The foreign exchange market (dubbed forex or FX) is the market for exchanging foreign currencies, commodities, indices and now even cyrptocurrencies. Forex is the largest market in the world, and the trades that happen in it affect everything from the price of clothing imported from China to the amount you pay for a margarita while vacationing in Mexico.
At its simplest, forex trading is similar to the currency exchange you may do while traveling abroad: A trader buys one currency and sells another, and the exchange rate constantly fluctuates based on supply and demand.
Currencies are traded in the foreign exchange market, a global marketplace that’s open 24 hours a day Monday through Friday. All forex trading is conducted over the counter (OTC), meaning there’s no physical exchange (as there is for stocks) and a global network of banks and other financial institutions oversee the market (instead of a central exchange, like the New York Stock Exchange).

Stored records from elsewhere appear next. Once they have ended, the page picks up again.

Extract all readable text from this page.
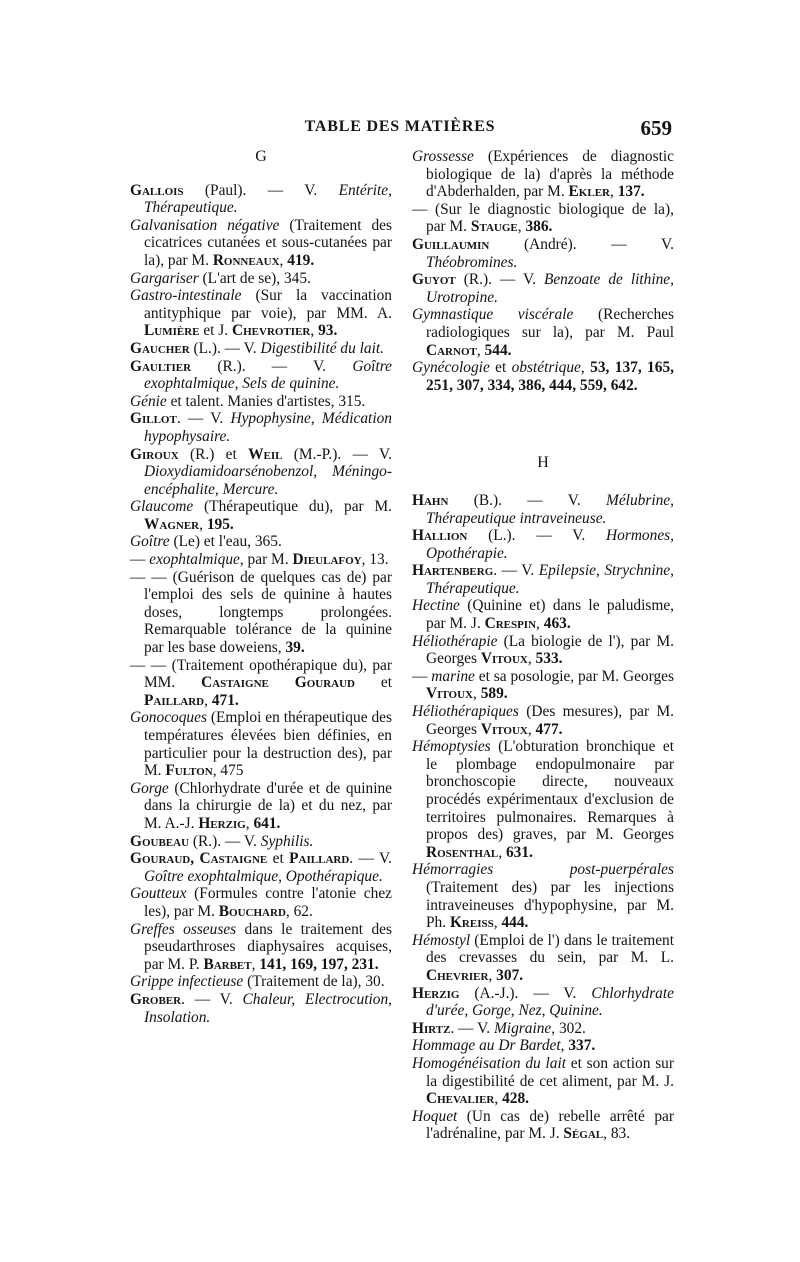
TABLE DES MATIÈRES	659

G

Gallois (Paul). — V. Entérite, Thérapeutique.

Galvanisation négative (Traitement des cicatrices cutanées et sous-cutanées par la), par M. Ronneaux, 419.

Gargariser (L'art de se), 345.

Gastro-intestinale (Sur la vaccination antityphique par voie), par MM. A. Lumière et J. Chevrotier, 93.

Gaucher (L.). — V. Digestibilité du lait.

Gaultier (R.). — V. Goître exophtalmique, Sels de quinine.

Génie et talent. Manies d'artistes, 315.

Gillot. — V. Hypophysine, Médication hypophysaire.

Giroux (R.) et Weil (M.-P.). — V. Dioxydiamidoarsénobenzol, Méningo-encéphalite, Mercure.

Glaucome (Thérapeutique du), par M. Wagner, 195.

Goître (Le) et l'eau, 365.

— exophtalmique, par M. Dieulafoy, 13.

— — (Guérison de quelques cas de) par l'emploi des sels de quinine à hautes doses, longtemps prolongées. Remarquable tolérance de la quinine par les base doweiens, 39.

— — (Traitement opothérapique du), par MM. Castaigne Gouraud et Paillard, 471.

Gonocoques (Emploi en thérapeutique des températures élevées bien définies, en particulier pour la destruction des), par M. Fulton, 475

Gorge (Chlorhydrate d'urée et de quinine dans la chirurgie de la) et du nez, par M. A.-J. Herzig, 641.

Goubeau (R.). — V. Syphilis.

Gouraud, Castaigne et Paillard. — V. Goître exophtalmique, Opothérapique.

Goutteux (Formules contre l'atonie chez les), par M. Bouchard, 62.

Greffes osseuses dans le traitement des pseudarthroses diaphysaires acquises, par M. P. Barbet, 141, 169, 197, 231.

Grippe infectieuse (Traitement de la), 30.

Grober. — V. Chaleur, Electrocution, Insolation.

Grossesse (Expériences de diagnostic biologique de la) d'après la méthode d'Abderhalden, par M. Ekler, 137.

— (Sur le diagnostic biologique de la), par M. Stauge, 386.

Guillaumin (André). — V. Théobromines.

Guyot (R.). — V. Benzoate de lithine, Urotropine.

Gymnastique viscérale (Recherches radiologiques sur la), par M. Paul Carnot, 544.

Gynécologie et obstétrique, 53, 137, 165, 251, 307, 334, 386, 444, 559, 642.

H

Hahn (B.). — V. Mélubrine, Thérapeutique intraveineuse.

Hallion (L.). — V. Hormones, Opothérapie.

Hartenberg. — V. Epilepsie, Strychnine, Thérapeutique.

Hectine (Quinine et) dans le paludisme, par M. J. Crespin, 463.

Héliothérapie (La biologie de l'), par M. Georges Vitoux, 533.

— marine et sa posologie, par M. Georges Vitoux, 589.

Héliothérapiques (Des mesures), par M. Georges Vitoux, 477.

Hémoptysies (L'obturation bronchique et le plombage endopulmonaire par bronchoscopie directe, nouveaux procédés expérimentaux d'exclusion de territoires pulmonaires. Remarques à propos des) graves, par M. Georges Rosenthal, 631.

Hémorragies post-puerpérales (Traitement des) par les injections intraveineuses d'hypophysine, par M. Ph. Kreiss, 444.

Hémostyl (Emploi de l') dans le traitement des crevasses du sein, par M. L. Chevrier, 307.

Herzig (A.-J.). — V. Chlorhydrate d'urée, Gorge, Nez, Quinine.

Hirtz. — V. Migraine, 302.

Hommage au Dr Bardet, 337.

Homogénéisation du lait et son action sur la digestibilité de cet aliment, par M. J. Chevalier, 428.

Hoquet (Un cas de) rebelle arrêté par l'adrénaline, par M. J. Ségal, 83.
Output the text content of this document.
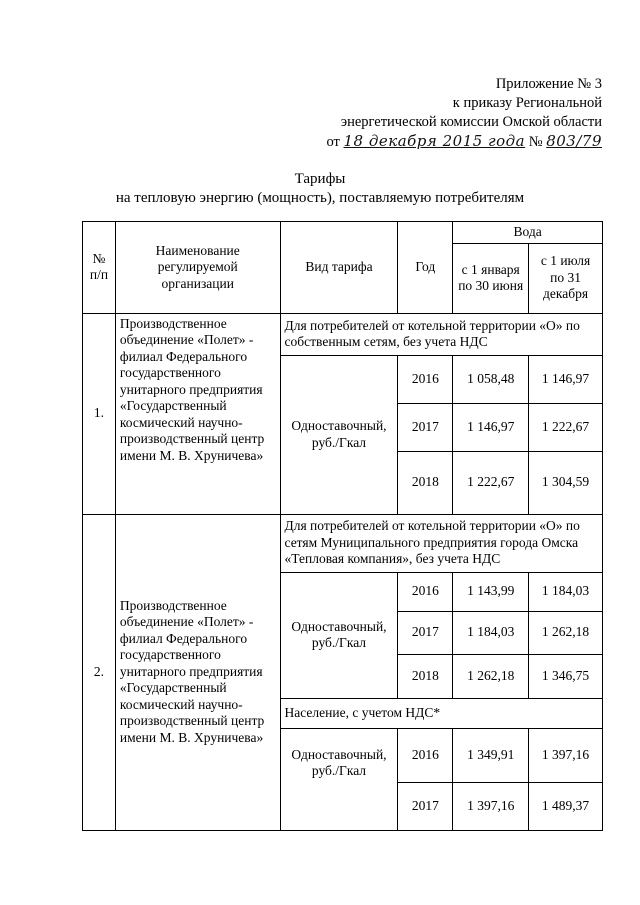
Приложение № 3
к приказу Региональной
энергетической комиссии Омской области
от 18 декабря 2015 года № 803/79
Тарифы
на тепловую энергию (мощность), поставляемую потребителям
№ п/п	Наименование регулируемой организации	Вид тарифа	Год	Вода	
				с 1 января по 30 июня	с 1 июля по 31 декабря
1.	Производственное объединение «Полет» - филиал Федерального государственного унитарного предприятия «Государственный космический научно-производственный центр имени М. В. Хруничева»	Для потребителей от котельной территории «О» по собственным сетям, без учета НДС			
		Одноставочный, руб./Гкал	2016	1 058,48	1 146,97
			2017	1 146,97	1 222,67
			2018	1 222,67	1 304,59
2.	Производственное объединение «Полет» - филиал Федерального государственного унитарного предприятия «Государственный космический научно-производственный центр имени М. В. Хруничева»	Для потребителей от котельной территории «О» по сетям Муниципального предприятия города Омска «Тепловая компания», без учета НДС			
		Одноставочный, руб./Гкал	2016	1 143,99	1 184,03
			2017	1 184,03	1 262,18
			2018	1 262,18	1 346,75
		Население, с учетом НДС*			
		Одноставочный, руб./Гкал	2016	1 349,91	1 397,16
			2017	1 397,16	1 489,37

A vast majority of trade activity in the forex market occurs between institutional traders, such as people who work for banks, fund managers and multinational corporations. These traders don’t necessarily intend to take physical possession of the currencies themselves; they may simply be speculating about or hedging against future exchange rate fluctuations. For example, a forex trader might buy U.S. dollars (and sell euros) if she believes the dollar will strengthen in value and therefore be able to buy more euros in the future. Meanwhile, an American company with European operations could use the forex market as a hedge in the event the euro weakens, meaning the value of their income earned there falls.